2023 08 03 - Adam presented a paper titled "Accessing Unexplored Regions of Sequence Space in Directed Enzyme Evolution Via Insertion/Deletion Mutagenesis" from Nature Communications
Emond et al. have developed a novel pair of transposase-based mutagenesis methods that enable single, double, or triple deletions or insertions of nucleotide triplets for protein engineering efforts. Their methods, TransDel and TransIn, either delete or insert random strings of three, six, or nine nucleotides, respectively, in order to generate mutagenic libraries to explore the often-overlooked sequence space of deletions and insertions. Historically, protein engineering efforts have been limited to simple substitutions through either error-prone PCR or saturation mutagenesis with degenerate codons. While substitutions do play a role in protein evolution, they act in concert with other factors like recombination, and, importantly, insertions/deletions in order to drive the development of novel function. The authors find that their novel methods are able to effectively access this unexplored sequence space, and that the vast majority of mutations induced from both TransDel and TransIn are strongly deleterious. Moreover, though they find that most of this new sequence space is functionally sparse they also note that beneficial mutations were much more common in their insertion and deletion libraries than in their substitution libraries, indicating that their is great potential value in this underexplored area of evolution.
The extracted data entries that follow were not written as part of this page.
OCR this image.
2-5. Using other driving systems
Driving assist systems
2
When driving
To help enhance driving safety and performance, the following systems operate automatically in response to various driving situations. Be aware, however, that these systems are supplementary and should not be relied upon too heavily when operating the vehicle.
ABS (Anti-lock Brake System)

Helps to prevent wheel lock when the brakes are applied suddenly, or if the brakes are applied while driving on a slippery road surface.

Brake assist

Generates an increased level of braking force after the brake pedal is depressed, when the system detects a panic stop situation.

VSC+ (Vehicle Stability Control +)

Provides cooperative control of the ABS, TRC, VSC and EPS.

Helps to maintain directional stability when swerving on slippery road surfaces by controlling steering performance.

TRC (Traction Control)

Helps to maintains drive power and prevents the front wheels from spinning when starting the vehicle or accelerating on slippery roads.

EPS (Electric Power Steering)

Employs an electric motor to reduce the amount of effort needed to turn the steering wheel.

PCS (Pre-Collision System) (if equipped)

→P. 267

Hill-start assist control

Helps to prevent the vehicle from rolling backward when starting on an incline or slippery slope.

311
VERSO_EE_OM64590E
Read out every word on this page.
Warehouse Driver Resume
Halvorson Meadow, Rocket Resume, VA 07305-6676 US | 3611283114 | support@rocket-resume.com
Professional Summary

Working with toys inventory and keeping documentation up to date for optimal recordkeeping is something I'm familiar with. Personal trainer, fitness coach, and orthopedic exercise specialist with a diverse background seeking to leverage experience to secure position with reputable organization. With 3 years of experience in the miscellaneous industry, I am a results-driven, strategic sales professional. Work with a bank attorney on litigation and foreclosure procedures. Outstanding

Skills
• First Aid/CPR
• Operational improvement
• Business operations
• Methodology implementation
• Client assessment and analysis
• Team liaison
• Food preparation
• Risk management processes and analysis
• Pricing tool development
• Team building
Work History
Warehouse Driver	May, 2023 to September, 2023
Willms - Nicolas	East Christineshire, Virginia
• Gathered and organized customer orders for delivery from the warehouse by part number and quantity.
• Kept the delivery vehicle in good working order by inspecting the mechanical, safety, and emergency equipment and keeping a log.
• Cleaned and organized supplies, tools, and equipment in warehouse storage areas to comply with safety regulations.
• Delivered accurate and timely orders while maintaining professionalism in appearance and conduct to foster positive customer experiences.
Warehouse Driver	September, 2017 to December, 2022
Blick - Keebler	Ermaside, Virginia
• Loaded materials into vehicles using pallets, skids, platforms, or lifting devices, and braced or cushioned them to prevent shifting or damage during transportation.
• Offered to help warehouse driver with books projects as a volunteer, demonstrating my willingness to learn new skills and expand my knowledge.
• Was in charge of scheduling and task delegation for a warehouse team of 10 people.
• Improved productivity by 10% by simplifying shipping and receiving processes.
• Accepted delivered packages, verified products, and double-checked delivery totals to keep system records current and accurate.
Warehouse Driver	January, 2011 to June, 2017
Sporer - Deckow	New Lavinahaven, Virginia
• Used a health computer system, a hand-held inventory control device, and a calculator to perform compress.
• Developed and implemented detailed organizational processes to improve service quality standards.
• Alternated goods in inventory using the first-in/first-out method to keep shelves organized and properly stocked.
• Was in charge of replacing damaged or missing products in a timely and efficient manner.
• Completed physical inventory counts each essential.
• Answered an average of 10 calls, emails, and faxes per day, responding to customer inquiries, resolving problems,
2023 08 15 – Natalia presented a paper titled “High-throughput characterization of HLA-E-presented CD94/NKG2x ligands reveals peptides which modulate NK cell activation” from Nature Communications
Huisman et al. developed a high-throughput method by combining yeast-display and prediction algorithms to screen a large peptide library to identify peptides that bind HLA-E and CD94/NKG2A or CD94/NKG2C. Human leukocyte antigen E (HLA-E) is a class 1b Major Histocompatibility Complex (MHC) expressed by most cells that binds signal peptides which are recognized by the receptors CD94/NKG2x in NK cells. When these are downregulated by pathogens, NK cells initiate cytotoxic activity. These receptors are expressed differentially within patients and diseases, making their modulation of therapeutic interest. Since there is a limited number of known HLA-E peptide binders, Huisman et al. developed a framework to study and characterize a library of randomized peptides to identify binders and possibly use these for future peptide therapeutics. They designed and screened a library of peptides for yeast surface display that would bind both the HLA-E and the cognate receptors CD94/NKG2x in a high-affinity manner. Since the peptide library has a large theoretical sequence space, they trained a prediction algorithm with the sequencing data from their yeast display selections and identified human and cytomegalovirus (CMV) HLA-E presented peptides that are capable of binding. They then continued to characterize the binding of these peptides to HLA-E by assesing their capability of stabilizing HLA-E on cells and found strong stabilization of HLA-E by ten human peptides. They continued to study how these predicted peptides could modulate NK cell activation by interacting with the cognate receptors CD94/NKG2x in cell-based activation assays and found that six peptides had strong effects on NK modulation, whereas four of the peptides had either moderate or strong NK modulation. The results shown by this research shows a promising and innovative way of modulating NK cell activity which would be beneficial for future therapeutics.